The Golpa system, invented in Germany using recycled plastic, costs about $10 per square foot, or five times as much as a paved asphalt driveway, says Craig Marshall, president of Marshall Homes. However, it doesn't have to be resealed or repaved, is more aesthetically pleasing and easier on the environment than pavement. It takes the same type of maintenance that a lawn requires.
While whole parking lots in England are made of grass, Marshall says the Brits don't have to cope with Canadian winter – and how the driveway will survive snow shovelling remains to be seen.
"Everyone who sees it wonders about that, but we're going to find out if it's feasible before we start offering it to home buyers," says Marshall. "It's a trial project. We'll be posting a diary and photos on our website."
Marshall has planted his LEED house driveway with hardy Kentucky bluegrass but says there is no reason someone couldn't use another form of grass or even ground cover.
"Grass is pretty resilient, though," he says. "You can play soccer on it, you can golf on it, you can park cars on it."
While the two-storey house on Copperfield Dr. is his first LEED house – and one of the first LEED Gold houses in Canada – Marshall has been a leader in energy-efficient construction, as an R2000 and Energy Star builder and the first in Ontario to offer solar-powered hot water heating and geothermal heating in subdivision homes.
While the grass driveway is certainly a conversation piece, Marshall is more excited about some of the home's more practical energy-saving and environmentally friendly features.
One of them is the Brac grey water recycling system, housed in a large plastic tank in the basement, about the size of a hot water heater. When residents of the house take a shower or bath, the drained water will be saved in the storage tank, which filters it. It will then be used to flush toilets in the house.
"Typically, 35 per cent of a house's water use is for showers and 30 per cent for flushing," says Marshall, and by recycling and filtering greywater from showering and bathing, homeowners can save about a third of their household water consumption. It also saves Durham Region money: about half the region's energy budget is spent on water delivery, which requires electricity to power pumps which draw it from Lake Ontario to the city's neighbourhoods.
Marshall has also given a family of seven who lives in one of his houses the Brac system to test its "real life" use before offering it as an option to purchasers (it costs less than $2,000). The system does require that its filter be cleaned and a chlorline tablet added each month.
Marshall notes that the LEED point system still has some inconsistencies – the greywater recycling system receives only one point, while a drainwater heat recovery unit, which saves 15 to 20 per cent of the heat from water going down the drain – receives six points.

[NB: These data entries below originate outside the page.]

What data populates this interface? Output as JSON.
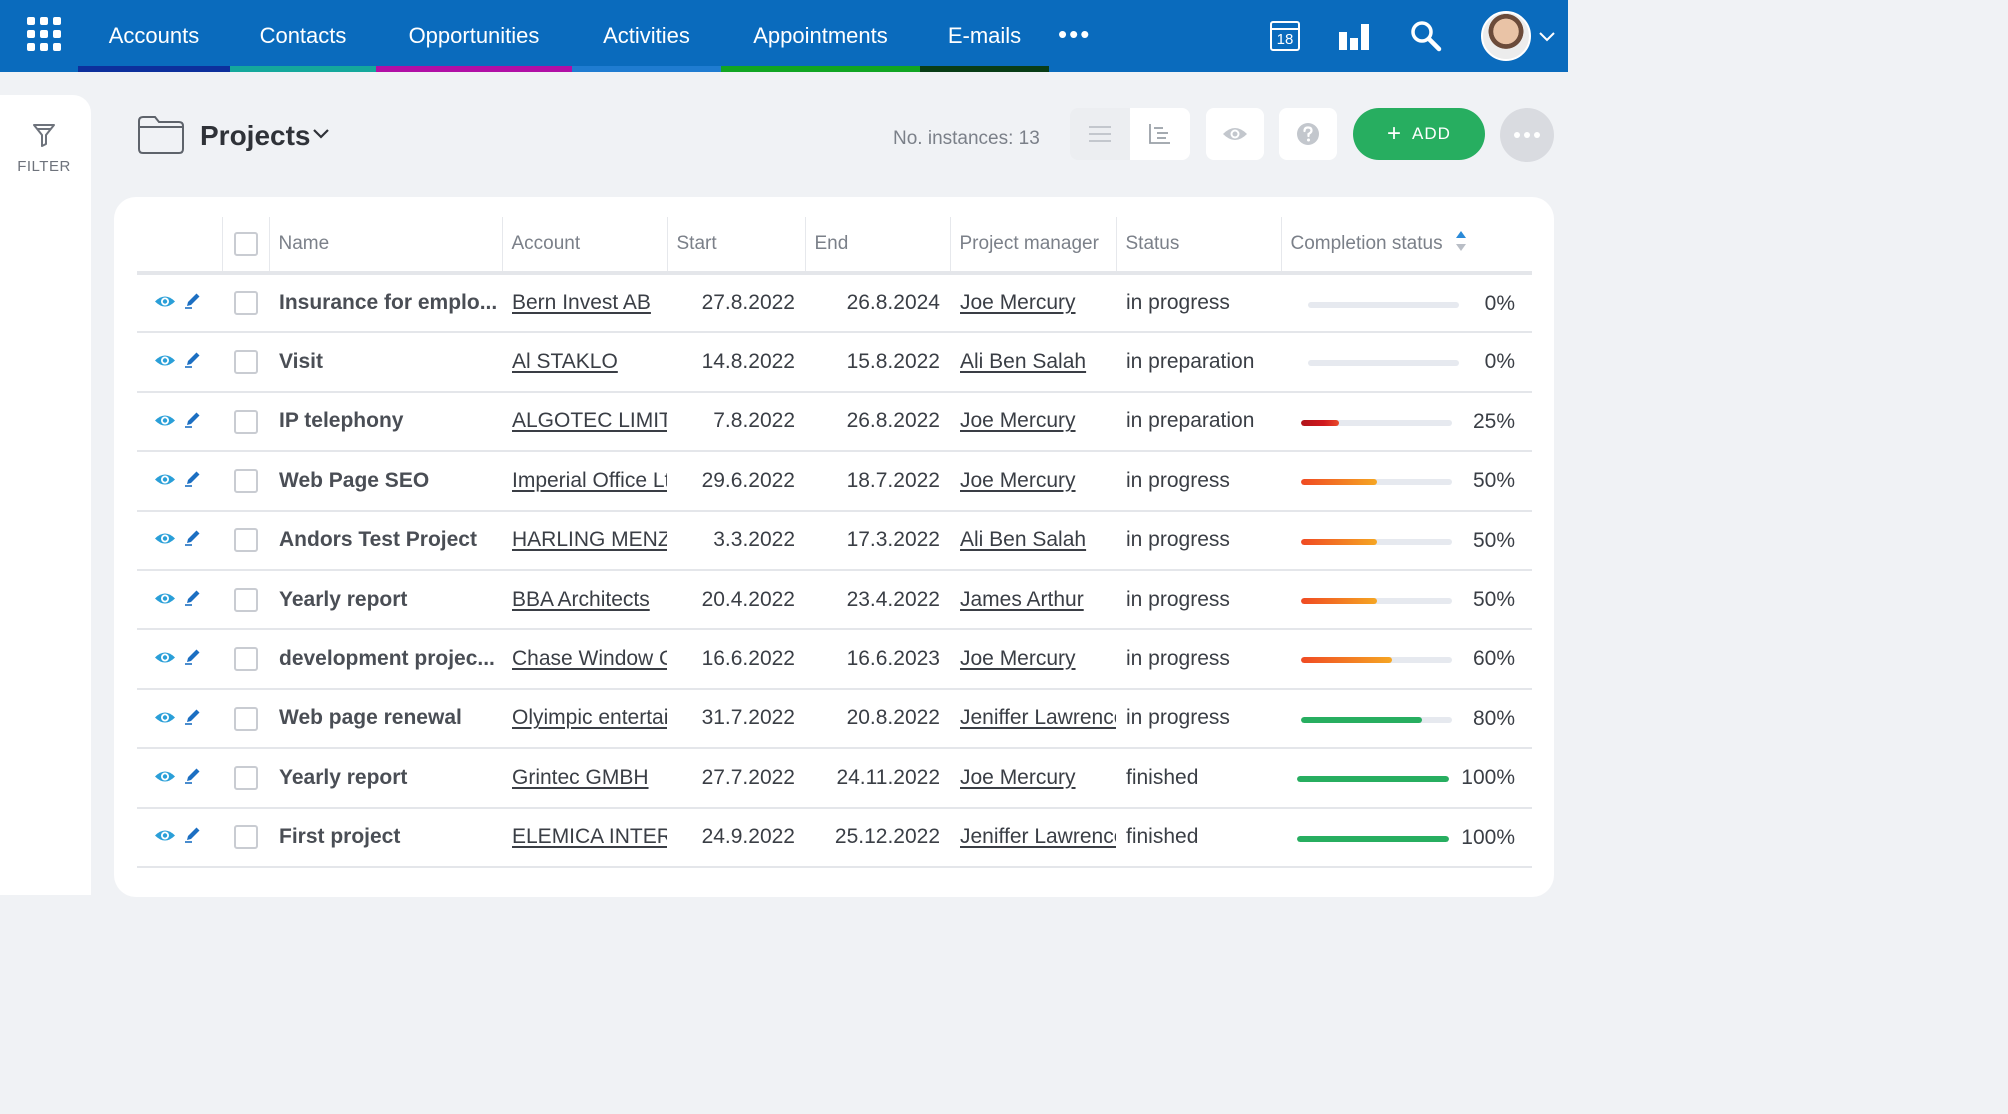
{
  "colors": {
    "topbar": "#0a6bbd",
    "add_button": "#27ae60",
    "nav_underlines": [
      "#0d2f9c",
      "#14a89c",
      "#b10fa5",
      "#1f7cd1",
      "#11a523",
      "#093d16"
    ],
    "progress_red": "#d0191e",
    "progress_orange": "#f5a623",
    "progress_green": "#27ae60"
  },
  "topbar": {
    "apps_icon": "grid-apps-icon",
    "nav": [
      "Accounts",
      "Contacts",
      "Opportunities",
      "Activities",
      "Appointments",
      "E-mails"
    ],
    "more_label": "•••",
    "calendar_day": "18",
    "icons": [
      "calendar-icon",
      "bar-chart-icon",
      "search-icon",
      "avatar",
      "chevron-down-icon"
    ]
  },
  "sidebar": {
    "filter_label": "FILTER",
    "filter_icon": "funnel-icon"
  },
  "header": {
    "title": "Projects",
    "instances": "No. instances: 13",
    "add_label": "ADD"
  },
  "table": {
    "columns": [
      "Name",
      "Account",
      "Start",
      "End",
      "Project manager",
      "Status",
      "Completion status"
    ],
    "rows": [
      {
        "name": "Insurance for emplo...",
        "account": "Bern Invest AB",
        "start": "27.8.2022",
        "end": "26.8.2024",
        "pm": "Joe Mercury",
        "status": "in progress",
        "completion": 0,
        "completion_label": "0%"
      },
      {
        "name": "Visit",
        "account": "Al STAKLO",
        "start": "14.8.2022",
        "end": "15.8.2022",
        "pm": "Ali Ben Salah",
        "status": "in preparation",
        "completion": 0,
        "completion_label": "0%"
      },
      {
        "name": "IP telephony",
        "account": "ALGOTEC LIMITED",
        "start": "7.8.2022",
        "end": "26.8.2022",
        "pm": "Joe Mercury",
        "status": "in preparation",
        "completion": 25,
        "completion_label": "25%"
      },
      {
        "name": "Web Page SEO",
        "account": "Imperial Office Ltd.",
        "start": "29.6.2022",
        "end": "18.7.2022",
        "pm": "Joe Mercury",
        "status": "in progress",
        "completion": 50,
        "completion_label": "50%"
      },
      {
        "name": "Andors Test Project",
        "account": "HARLING MENZIES",
        "start": "3.3.2022",
        "end": "17.3.2022",
        "pm": "Ali Ben Salah",
        "status": "in progress",
        "completion": 50,
        "completion_label": "50%"
      },
      {
        "name": "Yearly report",
        "account": "BBA Architects",
        "start": "20.4.2022",
        "end": "23.4.2022",
        "pm": "James Arthur",
        "status": "in progress",
        "completion": 50,
        "completion_label": "50%"
      },
      {
        "name": "development projec...",
        "account": "Chase Window Co.",
        "start": "16.6.2022",
        "end": "16.6.2023",
        "pm": "Joe Mercury",
        "status": "in progress",
        "completion": 60,
        "completion_label": "60%"
      },
      {
        "name": "Web page renewal",
        "account": "Olyimpic entertainment",
        "start": "31.7.2022",
        "end": "20.8.2022",
        "pm": "Jeniffer Lawrence",
        "status": "in progress",
        "completion": 80,
        "completion_label": "80%"
      },
      {
        "name": "Yearly report",
        "account": "Grintec GMBH",
        "start": "27.7.2022",
        "end": "24.11.2022",
        "pm": "Joe Mercury",
        "status": "finished",
        "completion": 100,
        "completion_label": "100%"
      },
      {
        "name": "First project",
        "account": "ELEMICA INTERNATIONAL",
        "start": "24.9.2022",
        "end": "25.12.2022",
        "pm": "Jeniffer Lawrence",
        "status": "finished",
        "completion": 100,
        "completion_label": "100%"
      }
    ]
  }
}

He is also enthusiastic about Boomerang Paint featured in the LEED house, which is now a standard in all Marshall houses. The paint is made from recycled latex paint, which otherwise would have gone to landfill and as it was cured in its first life, there is virtually no off-gassing. As well, Boomerang paint cans are made from old ones which were melted down and reformed.
Other features of the LEED house, which is also built to Energy Star standard, include: super-insulated walls and basement; low E argon windows designed for far north climate; heat recovery ventilator; programmable thermostat; ECM furnace motor which uses 25 per cent less electricity; compact fluorescent light bulbs; low-flow shower heads and taps; 4.5 litre (versus 6 litre) toilet; timed bathoom ventilator fan; extra windows to allow plenty of natural light; recycled plastic PEX plumbing; fireplace spark igniter instead of pilot light.
An open house of the LEED Gold house at 1025 Copperfield Dr. is scheduled for today, from 11 a.m. to 3 p.m. Representatives on hand will explain the grass driveway and the LEED home.